Computer scientists and biologists have identified an underlying genomic signature for 29 different COVID-19 RNA sequences using machine learning.
This new data discovery tool will help researchers to classify viruses like COVID-19 in just a few minutes—which is a process of high importance for strategic planning and mobilizing medical needs during a pandemic.
This discovery also supports the scientific hypothesis that COVID-19 (SARS-CoV-2) has its origin in bats (Sarbecovirus, a subgroup of Betacoronavirus).
The findings, Machine learning using intrinsic genomic signatures for rapid classification of novel pathogens.
The “ultra-fast, scalable, and highly accurate” classification system uses a brand-new software, graphic-based and decision-tree approach to illustrate the classification and deliver the best choice out of all possible outcomes.
Kathleen Hill, a biology professor co-led the study with Western collaborators in Statistical and Actuarial Sciences and Computer Science, along with others in the University of Waterloo’s Department of Computer Science.

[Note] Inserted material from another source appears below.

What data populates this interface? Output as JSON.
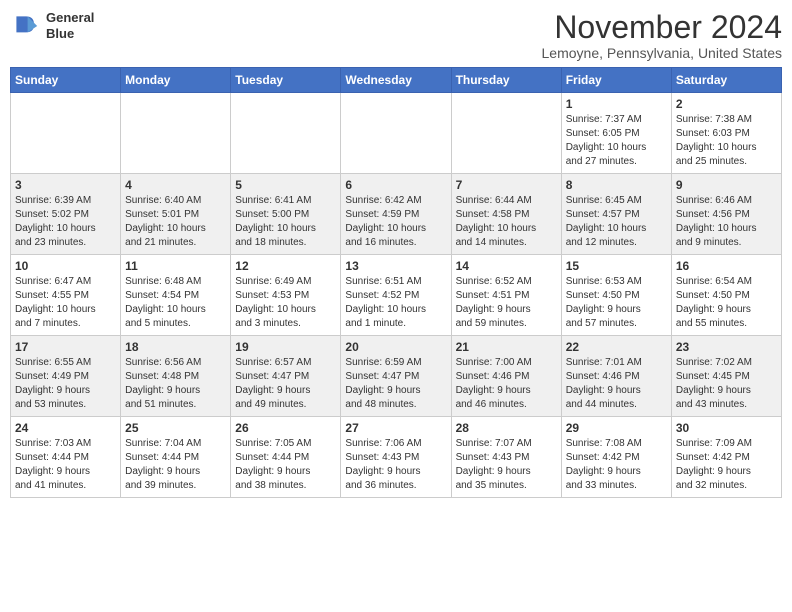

This machine-learning method delivers a 100% accurate classification of the COVID-19 sequences and most importantly, discovers the most relevant relationships for over 5,000 viral genomes again within minutes.
“All we needed was the COVID-19 RNA sequence to discover its own intrinsic sequence pattern. We used that signature pattern and a logical approach to match that pattern as close as possible to other viruses and achieved a fine level of classification in minutes—not days, not hours but minutes,” Hill stated.
This classification tool has already analyzed more than 5,000 unique viral genomic sequences, including the 29 COVID-19 sequences available.
Hill believes this data discovery tool, which can classify any newly discovered virus sequence, will be an essential component for vaccine development, researchers, scientists, and health-care workers during this global pandemic and beyond.